Sebuah pengakuan keluarga korban NII
Tubuh Evi lemas seketika mendengar ucapan Gonggo. Evi tak habis pikir, pengorbanan yang dilakukan selama ini dibalas dengan perlakuan yang tak semestinya dia terima. Perlakuan kasar seorang adik kepada kakak, setelah sang kakak mati-matian mengusahakan uang pinjaman sampai kuliah pun menjadi berantakan.
"Sudah baca SMS-ku," tanya Evi kepada Gonggo yang duduk berhadapan di satu meja di sebuah kantin di salah satu fakultas di Universitas Gajah Mada (UGM), Yogyakarta.
Gubraaaaakkk!!!... Tangan Gonggo menggebrak meja. Dia berdiri dari tempat duduknya. Matanya melotot. "Anda salah datang ke Jogja. Kita tertawa pas waktu baca SMS anda," jawabnya lantang dengan mengacung-acungkan jari telunjuk ke arah muka Evi.
Dari ucapannya itu, menurut Evi sepertinya Gonggo sudah tak menganggap lagi Evi sebagai kakaknya. Dia menyebut "Evi" dengan "Anda". Yang membuat Evi penasaran adalah kata 'Kita',"...Kita Tertawa," kata Gonggo kepada Evi. Siapa Kita itu, dia dan siapa?
"Saat itu, aku hanya diam saja. Mie yang sudah dipesan nggak aku makan. Nggak nafsu lagi," kenang Evi.
****
Drama perseteruan kakak dan adik ini dimulai sejak pertengahan 2006, sekitar satu tahun silam. Suatu hari Gonggo datang ke Semarang untuk menemui Evi. Waktu itu Gonggo masih berstatus sebagai mahasiswa semester III di Fakultas Kehutanan UGM. Gonggo datang dengan muka memelas. Dia mengaku habis menghilangkan kamera milik temannya yang harganya mencapai 5 jutaan. Ia berbicara sambil menitikan air mata. Evi percaya. Dia kasihan melihat adiknya.
Kepada Gonggo Evi bilang akan membantu meminjamkan uang. Jawabannya ini diberikan untuk menyenangkan sang adik. Padahal saat itu Evi tak mempunyai cukup uang sejumlah yang dibutuhkan Gonggo. Evi akan menyanggupinya, entah ke mana dia akan mencari pinjaman, saat itu belum terpikirkan.
Belum lunas Evi membayar cicilan utang, Gonggo datang lagi dengan keinginan yang sama: butuh uang. Kali ini untuk biaya reparasi motor temannya. Ia baru saja kecelakaan dengan mengendarai motor milik teman. Beruntung dia tidak mengalami luka serius. Untuk yang kedua kalinya, Evi tak bisa mengelak. Di matanya Gonggo adalah seorang adik yang baik. Dia juga penurut.

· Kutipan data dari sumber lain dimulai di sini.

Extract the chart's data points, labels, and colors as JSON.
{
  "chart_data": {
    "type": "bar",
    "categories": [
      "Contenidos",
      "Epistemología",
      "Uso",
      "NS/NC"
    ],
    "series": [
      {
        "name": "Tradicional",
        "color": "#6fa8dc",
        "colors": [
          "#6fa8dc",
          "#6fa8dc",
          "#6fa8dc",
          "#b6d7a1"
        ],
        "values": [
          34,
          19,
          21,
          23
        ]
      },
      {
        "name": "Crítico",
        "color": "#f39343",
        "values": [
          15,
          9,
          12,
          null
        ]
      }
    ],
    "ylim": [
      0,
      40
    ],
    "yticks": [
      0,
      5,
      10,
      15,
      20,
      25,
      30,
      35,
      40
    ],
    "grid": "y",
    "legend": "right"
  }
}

Namun kebiasaan meminjam uang makin kerap dilakukan Gonggo. Dan yang menjadi tumpuan adalah sang Kakak. Barangkali Gonggo sungkan jika harus berurusan dengan bapak-ibunya. Evi mulai menaruh curiga. Ada yang tak beres dengan adiknya. Dia kerap pinjam uang. Dia juga sering bilang sedang ada di Semarang. Untuk apa, bagaimana dengan kuliahnya di Yogya, apa dia nggak kuliah?

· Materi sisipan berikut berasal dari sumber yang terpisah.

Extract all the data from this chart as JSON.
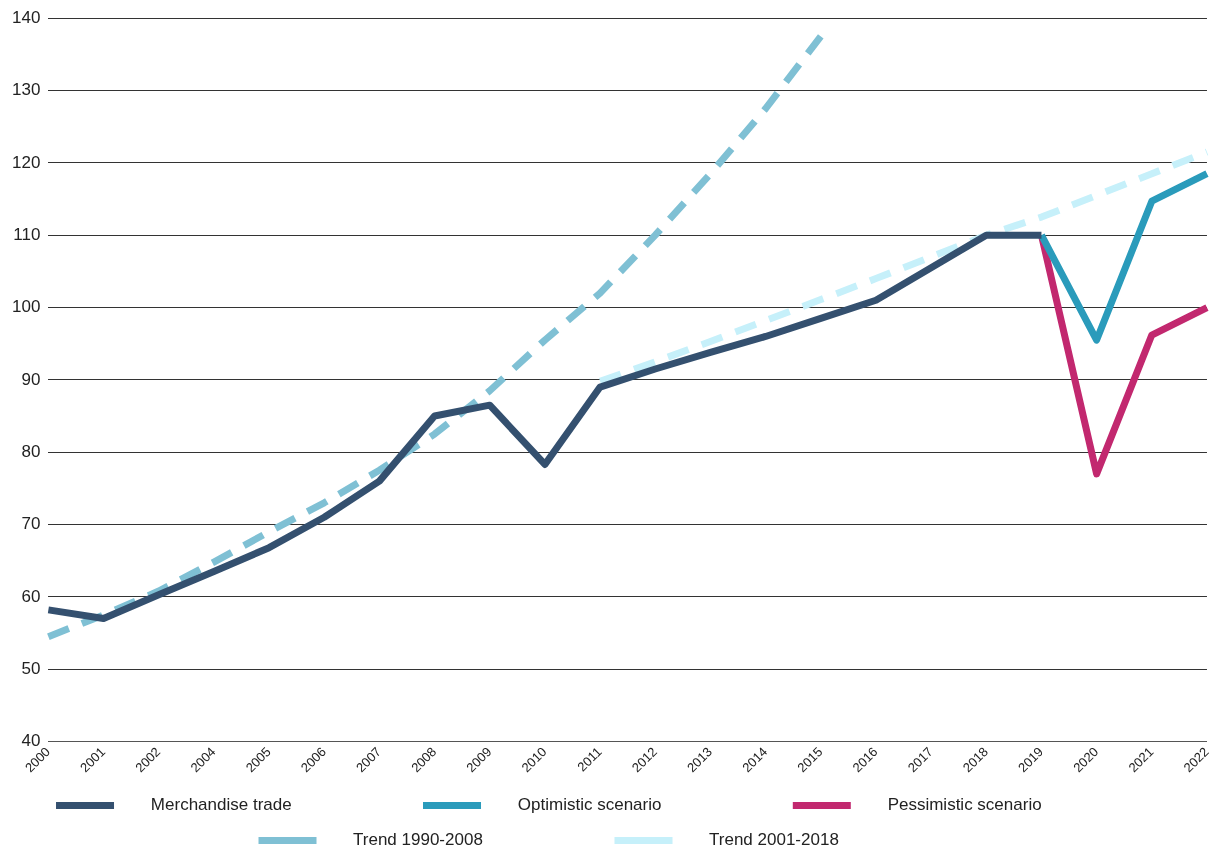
{
  "chart_data": {
    "type": "line",
    "categories": [
      "2000",
      "2001",
      "2002",
      "2004",
      "2005",
      "2006",
      "2007",
      "2008",
      "2009",
      "2010",
      "2011",
      "2012",
      "2013",
      "2014",
      "2015",
      "2016",
      "2017",
      "2018",
      "2019",
      "2020",
      "2021",
      "2022"
    ],
    "series": [
      {
        "name": "Merchandise trade",
        "color": "#34506f",
        "values": [
          58.2,
          57,
          60.3,
          63.5,
          66.8,
          71,
          76,
          85,
          86.5,
          78.3,
          89,
          91.5,
          93.8,
          96,
          98.5,
          101,
          105.5,
          110,
          110,
          null,
          null,
          null
        ]
      },
      {
        "name": "Optimistic scenario",
        "color": "#2a9bbb",
        "values": [
          null,
          null,
          null,
          null,
          null,
          null,
          null,
          null,
          null,
          null,
          null,
          null,
          null,
          null,
          null,
          null,
          null,
          null,
          110,
          95.5,
          114.7,
          118.5
        ]
      },
      {
        "name": "Pessimistic scenario",
        "color": "#c2286f",
        "values": [
          null,
          null,
          null,
          null,
          null,
          null,
          null,
          null,
          null,
          null,
          null,
          null,
          null,
          null,
          null,
          null,
          null,
          null,
          110,
          77,
          96.2,
          100
        ]
      },
      {
        "name": "Trend 1990-2008",
        "color": "#7fc0d4",
        "line_style": "dashed",
        "values": [
          54.5,
          57.5,
          60.8,
          64.8,
          69,
          73,
          77.5,
          82.5,
          88.5,
          95.5,
          102,
          110,
          118.5,
          127.5,
          137.5,
          null,
          null,
          null,
          null,
          null,
          null,
          null
        ]
      },
      {
        "name": "Trend 2001-2018",
        "color": "#c6f0fa",
        "line_style": "dashed",
        "values": [
          null,
          null,
          null,
          null,
          null,
          null,
          null,
          null,
          null,
          null,
          89.8,
          92.5,
          95.3,
          98.2,
          101.1,
          104,
          107,
          110,
          112.5,
          115.5,
          118.5,
          121.5
        ]
      }
    ],
    "ylim": [
      40,
      140
    ],
    "yticks": [
      40,
      50,
      60,
      70,
      80,
      90,
      100,
      110,
      120,
      130,
      140
    ],
    "grid": "y",
    "legend": "bottom",
    "marker": "none",
    "line_style": "solid"
  }
}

Tak selang lama, keluarga Evi di kampungnya di sebuah desa di Kecamatan Juwono, Pati, Jawa Tengah mengeluh karena Gonggo sudah lama tak pulang ke rumah. Padahal saat itu kuliah sedang libur habis ujian semester. Kepada orang tuanya Gonggo mengaku tidak bisa pulang ke rumah karena dia mengikuti semester pendek. Kecemasan orang tua makin menjadi karena belakangan nomor handphone anaknya itu tak bisa dihubungi lagi.

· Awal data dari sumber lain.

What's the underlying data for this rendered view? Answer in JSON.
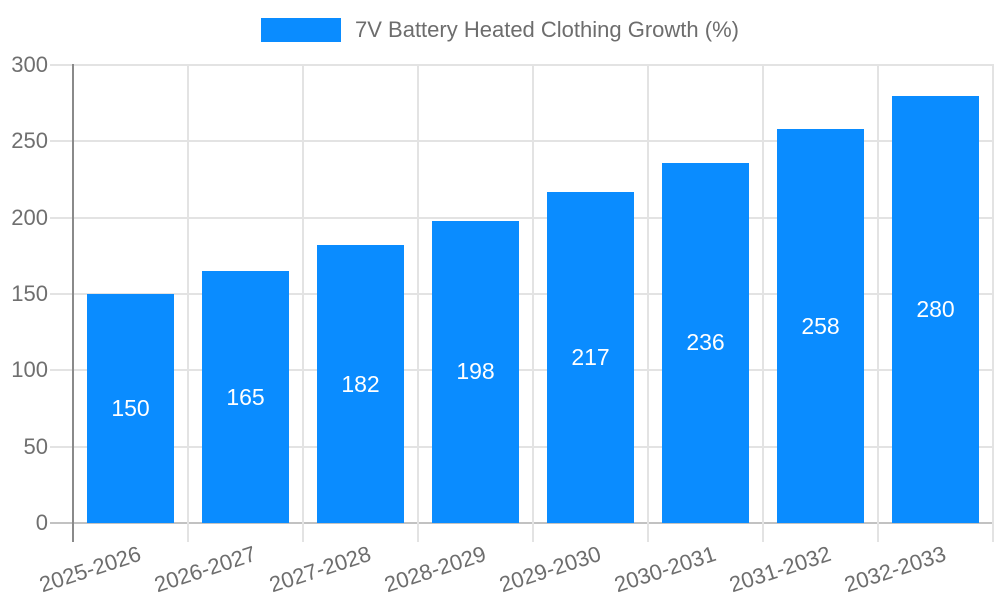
{
  "legend": {
    "series_label": "7V Battery Heated Clothing Growth (%)"
  },
  "chart_data": {
    "type": "bar",
    "title": "7V Battery Heated Clothing Growth (%)",
    "categories": [
      "2025-2026",
      "2026-2027",
      "2027-2028",
      "2028-2029",
      "2029-2030",
      "2030-2031",
      "2031-2032",
      "2032-2033"
    ],
    "values": [
      150,
      165,
      182,
      198,
      217,
      236,
      258,
      280
    ],
    "xlabel": "",
    "ylabel": "",
    "ylim": [
      0,
      300
    ],
    "yticks": [
      0,
      50,
      100,
      150,
      200,
      250,
      300
    ],
    "grid": true,
    "legend_position": "top",
    "value_labels_shown": true,
    "x_label_rotation_deg": -18,
    "colors": {
      "bar": "#0a8cff",
      "value_label": "#ffffff",
      "axis_text": "#6d6d6d",
      "gridline": "#e3e3e3",
      "baseline": "#c2c2c2",
      "axis_line": "#8a8a8a"
    }
  }
}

Menurut Evi, adiknya itu sering menggunakan nomor-nomor yang berbeda untuk mengirim SMS kepadanya. Evi juga mulai kesulitan kemana harus menghubungi sang adik.
Dari hasil informasi yang dilacak oleh paman Evi yang berada di Jogja, diketahui Gonggo tidak mengikuti semester pendek. Yang lebih mengejutkan lagi, ternyata Gonggo telah absen satu semester. Bagian akademik menerangkan Gonggo mangkir. Mendapati informasi ini, sang paman langsung pulang menemui orang tua Gonggo di kampungnya di Pati. Keluarga sangat terkejut. Evi yang berada di Semarang dikontak. Saat itu juga Evi pulang. Esoknya mereka kemudian ke Jogja.
Sesampainya di Jogja, mereka langsung menuju ke Fakultas Kehutanan di mana Gonggo kuliah. Bersama orang tuanya, Evi menuju ke PKM (Pusat Kegiatan Mahasiwa) di fakultas itu. Mereka ditemui oleh pengurus BEM. Evi menyampaikan maksud kedatangannya. Dari pengurus BEM itu diketahui jika adik Evi ada kemungkinan terlibat gerakan NII (Negara Islam Indonesia). Menurut pengurus BEM, sudah ada tiga korban di fakultas itu.
Kemudian mereka menemui bagian akademik, memastikan status Gonggo. Ternyata memang benar, Gonggo sudah mangkir satu semester. Pihak orang tua memohon pengertian pihak kampus agar tidak memberikan skorsing kepada Gonggo. Mereka bahkan sampai menemui pihak rektorat. Mereka menyampaikan jika Gonggo ada kemungkinan menjadi korban NII. Mereka mengusulkan untuk melaporkannya ke pihak kepolisian. Namun usul ini ditolak oleh UGM. Rektorat kuatir dengan dilaporkannya ke kepolisian nanti akan diekspos oleh media, dan nama UGM bisa tercemar. Mereka memilih orang tua Gonggo bisa menyelesaikan secara kekeluargaan. Rektorat akan memberikan kesempatan Gonggo untuk kuliah kembali. Status mangkirnya akan dihitung cuti.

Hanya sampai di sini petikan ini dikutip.